The frying pan is hot. Cal throws in four slices of bacon, meatier and tastier than what he’s used to, and once the fat sizzles cracks in two eggs. He goes over to his iPod, which lives on the same left-behind wooden table where he eats his meals—the sum total of Cal’s current furniture is that table, a left-behind wooden desk with a busted side, two scrawny left-behind Formica chairs, and a fat green armchair that Mart’s cousin was throwing out—and puts on some Johnny Cash, not too loud.

If he’s done something that pissed someone off, the prime candidate has got to be buying this house. He picked it off a website, on the basis that it came with some land, there was good fishing nearby, the roof looked sound, and he wanted to check out the papers sticking out of that old desk.
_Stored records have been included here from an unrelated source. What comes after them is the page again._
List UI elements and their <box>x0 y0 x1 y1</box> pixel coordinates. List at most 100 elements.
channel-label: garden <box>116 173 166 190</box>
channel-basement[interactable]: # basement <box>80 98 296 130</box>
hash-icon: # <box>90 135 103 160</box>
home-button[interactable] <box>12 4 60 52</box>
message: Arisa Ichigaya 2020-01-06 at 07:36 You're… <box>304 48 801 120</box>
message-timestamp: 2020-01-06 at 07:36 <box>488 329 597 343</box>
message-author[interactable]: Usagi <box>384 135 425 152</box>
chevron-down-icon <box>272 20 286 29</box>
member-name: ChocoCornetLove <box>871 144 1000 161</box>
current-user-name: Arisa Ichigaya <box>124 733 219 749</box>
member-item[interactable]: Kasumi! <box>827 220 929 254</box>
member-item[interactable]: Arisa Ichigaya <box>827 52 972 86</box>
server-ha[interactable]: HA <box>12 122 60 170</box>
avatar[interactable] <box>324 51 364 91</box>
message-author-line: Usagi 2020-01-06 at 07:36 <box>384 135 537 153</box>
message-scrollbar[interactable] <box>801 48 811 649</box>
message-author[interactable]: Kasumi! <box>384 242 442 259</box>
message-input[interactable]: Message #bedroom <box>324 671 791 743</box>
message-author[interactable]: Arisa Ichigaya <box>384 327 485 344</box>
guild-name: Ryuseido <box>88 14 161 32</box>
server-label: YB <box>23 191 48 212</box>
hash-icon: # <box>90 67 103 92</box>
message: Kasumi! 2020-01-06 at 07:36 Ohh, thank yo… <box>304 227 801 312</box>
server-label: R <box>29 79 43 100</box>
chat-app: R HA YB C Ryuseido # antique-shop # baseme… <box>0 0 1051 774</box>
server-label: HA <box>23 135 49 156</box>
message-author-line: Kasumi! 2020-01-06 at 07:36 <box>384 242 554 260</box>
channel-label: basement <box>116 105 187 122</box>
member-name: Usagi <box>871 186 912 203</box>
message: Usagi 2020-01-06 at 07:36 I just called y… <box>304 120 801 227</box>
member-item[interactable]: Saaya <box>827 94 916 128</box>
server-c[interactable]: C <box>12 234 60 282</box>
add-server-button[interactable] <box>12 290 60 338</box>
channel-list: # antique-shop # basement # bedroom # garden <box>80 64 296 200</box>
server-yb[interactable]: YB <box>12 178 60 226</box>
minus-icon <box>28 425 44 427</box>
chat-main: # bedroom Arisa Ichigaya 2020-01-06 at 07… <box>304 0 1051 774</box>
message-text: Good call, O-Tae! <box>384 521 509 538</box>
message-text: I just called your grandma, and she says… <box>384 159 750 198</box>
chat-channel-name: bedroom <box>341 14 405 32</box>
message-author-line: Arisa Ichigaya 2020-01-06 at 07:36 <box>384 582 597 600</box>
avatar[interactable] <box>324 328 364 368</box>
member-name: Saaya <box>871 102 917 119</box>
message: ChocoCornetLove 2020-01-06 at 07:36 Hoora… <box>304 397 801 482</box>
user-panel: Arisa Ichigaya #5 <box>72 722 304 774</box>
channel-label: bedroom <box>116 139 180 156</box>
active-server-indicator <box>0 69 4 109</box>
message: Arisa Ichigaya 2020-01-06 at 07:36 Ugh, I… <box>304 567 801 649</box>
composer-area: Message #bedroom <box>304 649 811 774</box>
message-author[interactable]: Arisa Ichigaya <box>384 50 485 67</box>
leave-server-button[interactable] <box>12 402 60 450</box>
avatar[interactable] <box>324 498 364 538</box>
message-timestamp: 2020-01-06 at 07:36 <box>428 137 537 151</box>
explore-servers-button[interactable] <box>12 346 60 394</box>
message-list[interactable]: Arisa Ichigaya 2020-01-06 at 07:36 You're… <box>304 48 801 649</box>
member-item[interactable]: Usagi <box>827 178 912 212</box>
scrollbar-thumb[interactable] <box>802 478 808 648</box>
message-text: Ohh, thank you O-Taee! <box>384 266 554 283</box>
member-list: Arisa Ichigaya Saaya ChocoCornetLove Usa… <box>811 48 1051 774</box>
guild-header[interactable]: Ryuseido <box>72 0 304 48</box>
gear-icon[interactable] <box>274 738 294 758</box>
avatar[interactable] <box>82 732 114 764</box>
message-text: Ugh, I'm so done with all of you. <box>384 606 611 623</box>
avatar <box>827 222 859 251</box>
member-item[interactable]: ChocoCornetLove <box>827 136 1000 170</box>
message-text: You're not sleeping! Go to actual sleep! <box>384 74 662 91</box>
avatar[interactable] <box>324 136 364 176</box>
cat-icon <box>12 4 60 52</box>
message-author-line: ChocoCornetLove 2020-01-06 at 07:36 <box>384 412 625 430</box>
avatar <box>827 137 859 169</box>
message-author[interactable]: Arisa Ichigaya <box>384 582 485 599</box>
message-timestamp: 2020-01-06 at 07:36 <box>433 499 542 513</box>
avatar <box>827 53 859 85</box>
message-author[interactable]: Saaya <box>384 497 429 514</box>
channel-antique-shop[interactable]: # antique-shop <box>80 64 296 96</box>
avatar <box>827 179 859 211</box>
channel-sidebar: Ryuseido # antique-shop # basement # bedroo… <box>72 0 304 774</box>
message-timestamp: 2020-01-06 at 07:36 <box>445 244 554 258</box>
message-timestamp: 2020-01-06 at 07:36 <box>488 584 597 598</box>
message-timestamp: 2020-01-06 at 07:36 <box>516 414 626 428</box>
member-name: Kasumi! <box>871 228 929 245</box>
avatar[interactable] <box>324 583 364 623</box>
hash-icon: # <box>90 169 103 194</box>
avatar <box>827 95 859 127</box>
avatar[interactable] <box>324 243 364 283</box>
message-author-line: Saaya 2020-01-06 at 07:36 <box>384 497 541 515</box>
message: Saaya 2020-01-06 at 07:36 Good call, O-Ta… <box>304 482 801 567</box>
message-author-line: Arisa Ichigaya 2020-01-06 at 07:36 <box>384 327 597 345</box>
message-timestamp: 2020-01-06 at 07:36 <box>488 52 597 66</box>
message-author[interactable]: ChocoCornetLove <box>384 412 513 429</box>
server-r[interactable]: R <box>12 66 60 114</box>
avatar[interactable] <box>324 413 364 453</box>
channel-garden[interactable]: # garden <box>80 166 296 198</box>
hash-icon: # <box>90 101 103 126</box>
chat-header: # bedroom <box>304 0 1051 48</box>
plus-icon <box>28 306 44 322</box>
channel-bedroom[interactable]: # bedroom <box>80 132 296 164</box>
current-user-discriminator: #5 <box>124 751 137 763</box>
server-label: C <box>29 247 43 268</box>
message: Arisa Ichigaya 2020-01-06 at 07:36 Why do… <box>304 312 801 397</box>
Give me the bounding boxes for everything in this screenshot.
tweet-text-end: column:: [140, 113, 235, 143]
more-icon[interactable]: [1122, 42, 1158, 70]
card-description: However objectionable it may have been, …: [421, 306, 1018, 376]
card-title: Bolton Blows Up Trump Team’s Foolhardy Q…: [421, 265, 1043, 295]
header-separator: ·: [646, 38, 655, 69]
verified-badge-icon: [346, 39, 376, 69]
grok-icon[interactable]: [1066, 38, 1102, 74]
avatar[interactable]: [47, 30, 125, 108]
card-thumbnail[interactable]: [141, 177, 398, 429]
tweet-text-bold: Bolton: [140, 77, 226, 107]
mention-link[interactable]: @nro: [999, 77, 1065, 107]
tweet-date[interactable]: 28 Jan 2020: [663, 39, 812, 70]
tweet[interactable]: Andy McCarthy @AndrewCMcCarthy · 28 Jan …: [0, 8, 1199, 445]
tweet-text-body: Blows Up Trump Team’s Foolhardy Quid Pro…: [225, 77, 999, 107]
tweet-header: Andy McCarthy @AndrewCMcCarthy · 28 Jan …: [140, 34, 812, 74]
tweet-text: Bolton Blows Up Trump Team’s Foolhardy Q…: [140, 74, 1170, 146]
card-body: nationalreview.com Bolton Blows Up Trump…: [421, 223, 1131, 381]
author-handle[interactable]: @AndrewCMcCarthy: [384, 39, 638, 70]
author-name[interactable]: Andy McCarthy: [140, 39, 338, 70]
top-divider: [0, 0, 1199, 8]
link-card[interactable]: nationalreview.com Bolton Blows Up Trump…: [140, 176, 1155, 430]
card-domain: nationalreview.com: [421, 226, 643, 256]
It had been a long time since Cal had got a wild hare like that and chased after it, which seemed like an extra reason for doing it. The estate agents were asking thirty-five K. Cal offered thirty, cash. They about bit his hand off.

It didn’t occur to him at the time that anyone else might want the place. It’s a low, gray, undistinguished house built sometime in the 1930s, five hundred and some square feet, slate-roofed and sash-windowed; only the big cornerstones and the broad stone fireplace give it a touch of grace. Going by the website photos, it had been abandoned for years, probably decades: paint peeling in big streaks and mottles, rooms strewn with upended dark-brown furniture and rotting flowered curtains, saplings springing up in front of the door and creepers trailing in at a broken window. But he’s learned enough since then to understand that someone else might in fact have wanted this place, even if the reasons aren’t immediately apparent, and that anyone who felt they had a claim on it was likely to take that seriously.